Cartier Etienne, Garcia-Olivares Jennie, Janezic Eric, Viana Juan, Moore Michael, Lin Min Landon, Caplan Jeffrey L, Torres Gonzalo, Kim Yong-Hwan
Department of Biological Sciences, Delaware State University, Dover, DE, United States.
National Institute of Mental Health (NIMH), Bethesda, MD, United States.
Front Cell Neurosci. 2019 Feb 8;13:35. doi: 10.3389/fncel.2019.00035. eCollection 2019.
The dopamine transporter (DAT) is a plasma membrane protein responsible for the uptake of released dopamine back to the presynaptic terminal and ending dopamine neurotransmission. The DAT is the molecular target for cocaine and amphetamine as well as a number of pathological conditions including autism spectrum disorders, attention-deficit hyperactivity disorder (ADHD), dopamine transporter deficiency syndrome (DTDS), and Parkinson's disease. The DAT uptake capacity is dependent on its level in the plasma membrane. studies show that DAT functional expression is regulated by a balance of endocytosis, recycling, and lysosomal degradation. However, recent reports suggest that DAT regulation by endocytosis in neurons is less significant than previously reported. Therefore, additional mechanisms appear to determine DAT steady-state level and functional expression in the neuronal plasma membrane. Here, we hypothesize that the ubiquitin-like protein small ubiquitin-like modifier 1 (SUMO1) increases the DAT steady-state level in the plasma membrane. In confocal microscopy, fluorescent resonance energy transfer (FRET), and Western blot analyses, we demonstrate that DAT is associated with SUMO1 in the rat dopaminergic N27 and DAT overexpressing Human Embryonic Kidney cells (HEK)-293 cells. The overexpression of SUMO1 and the Ubc9 SUMO-conjugase induces DAT SUMOylation, reduces DAT ubiquitination and degradation, enhancing DAT steady-state level. In addition, the Ubc9 knock-down by interference RNA (RNAi) increases DAT degradation and reduces DAT steady-state level. Remarkably, the Ubc9-mediated SUMOylation increases the expression of DAT in the plasma membrane and dopamine uptake capacity. Our results strongly suggest that SUMOylation is a novel mechanism that plays a central role in regulating DAT proteostasis, dopamine uptake, and dopamine signaling in neurons.

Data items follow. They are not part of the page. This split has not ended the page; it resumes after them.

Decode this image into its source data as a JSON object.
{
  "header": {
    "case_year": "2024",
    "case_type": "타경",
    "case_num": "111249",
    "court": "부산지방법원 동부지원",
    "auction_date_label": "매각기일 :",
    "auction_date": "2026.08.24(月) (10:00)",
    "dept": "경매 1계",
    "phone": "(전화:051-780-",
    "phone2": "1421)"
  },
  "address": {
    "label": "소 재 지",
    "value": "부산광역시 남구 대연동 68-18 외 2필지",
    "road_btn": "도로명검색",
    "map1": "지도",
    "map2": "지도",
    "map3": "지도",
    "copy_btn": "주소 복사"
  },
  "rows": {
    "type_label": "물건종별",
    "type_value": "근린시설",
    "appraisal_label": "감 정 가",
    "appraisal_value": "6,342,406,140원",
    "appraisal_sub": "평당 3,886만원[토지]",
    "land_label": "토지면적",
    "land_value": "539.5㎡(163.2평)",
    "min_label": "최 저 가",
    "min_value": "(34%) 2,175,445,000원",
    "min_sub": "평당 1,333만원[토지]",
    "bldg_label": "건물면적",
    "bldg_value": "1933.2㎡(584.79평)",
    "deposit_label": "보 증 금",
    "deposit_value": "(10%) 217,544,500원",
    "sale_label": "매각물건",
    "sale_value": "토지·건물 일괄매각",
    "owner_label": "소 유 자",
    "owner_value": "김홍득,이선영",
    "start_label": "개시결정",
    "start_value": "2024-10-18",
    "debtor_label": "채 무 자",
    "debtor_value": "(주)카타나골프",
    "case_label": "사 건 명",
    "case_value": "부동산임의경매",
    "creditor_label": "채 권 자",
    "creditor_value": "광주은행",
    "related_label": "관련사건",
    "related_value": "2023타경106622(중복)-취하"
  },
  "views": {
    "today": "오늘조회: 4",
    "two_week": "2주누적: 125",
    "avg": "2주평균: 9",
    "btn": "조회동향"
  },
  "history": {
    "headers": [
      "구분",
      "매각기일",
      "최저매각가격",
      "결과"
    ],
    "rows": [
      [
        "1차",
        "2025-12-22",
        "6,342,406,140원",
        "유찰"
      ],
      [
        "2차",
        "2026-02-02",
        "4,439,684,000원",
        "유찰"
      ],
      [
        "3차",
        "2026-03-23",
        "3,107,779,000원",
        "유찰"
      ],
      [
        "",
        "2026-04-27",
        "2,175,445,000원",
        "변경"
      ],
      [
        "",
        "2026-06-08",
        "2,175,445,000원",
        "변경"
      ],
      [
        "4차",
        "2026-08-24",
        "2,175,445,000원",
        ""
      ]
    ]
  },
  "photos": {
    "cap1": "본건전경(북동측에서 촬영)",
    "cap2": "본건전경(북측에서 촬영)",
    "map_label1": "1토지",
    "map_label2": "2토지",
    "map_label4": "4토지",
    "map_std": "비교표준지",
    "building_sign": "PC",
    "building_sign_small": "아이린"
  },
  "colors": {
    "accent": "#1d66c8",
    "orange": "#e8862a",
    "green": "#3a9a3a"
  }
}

For that reason, the SUMO pathway including SUMO1, SUMO2, Ubc9, and DAT SUMOylation, can be critical therapeutic targets in regulating DAT stability and dopamine clearance in health and pathological states.
多巴胺转运体(DAT)是一种质膜蛋白,负责将释放的多巴胺摄取回突触前终末,从而终止多巴胺神经传递。DAT是可卡因、安非他明以及包括自闭症谱系障碍、注意力缺陷多动障碍(ADHD)、多巴胺转运体缺乏综合征(DTDS)和帕金森病在内的多种病理状况的分子靶点。DAT的摄取能力取决于其在质膜中的水平。研究表明,DAT的功能表达受内吞作用、再循环和溶酶体降解之间平衡的调节。然而,最近的报道表明,神经元中内吞作用对DAT的调节作用不如先前报道的那么显著。因此,似乎有其他机制决定了DAT在神经元质膜中的稳态水平和功能表达。在此,我们假设泛素样蛋白小泛素样修饰物1(SUMO1)可提高DAT在质膜中的稳态水平。在共聚焦显微镜、荧光共振能量转移(FRET)和蛋白质印迹分析中,我们证明在大鼠多巴胺能N27细胞和过表达DAT的人胚肾细胞(HEK)-293细胞中,DAT与SUMO1相关联。SUMO1和Ubc9 SUMO连接酶的过表达诱导DAT的SUMO化,减少DAT的泛素化和降解,提高DAT的稳态水平。此外,通过干扰RNA(RNAi)敲低Ubc9会增加DAT的降解并降低DAT的稳态水平。值得注意的是,Ubc9介导的SUMO化增加了质膜中DAT的表达以及多巴胺摄取能力。我们的结果有力地表明,SUMO化是一种在调节神经元中DAT蛋白质稳态、多巴胺摄取和多巴胺信号传导方面起核心作用的新机制。因此,包括SUMO1、SUMO2、Ubc9和DAT SUMO化在内的SUMO途径可能是调节健康和病理状态下DAT稳定性和多巴胺清除的关键治疗靶点。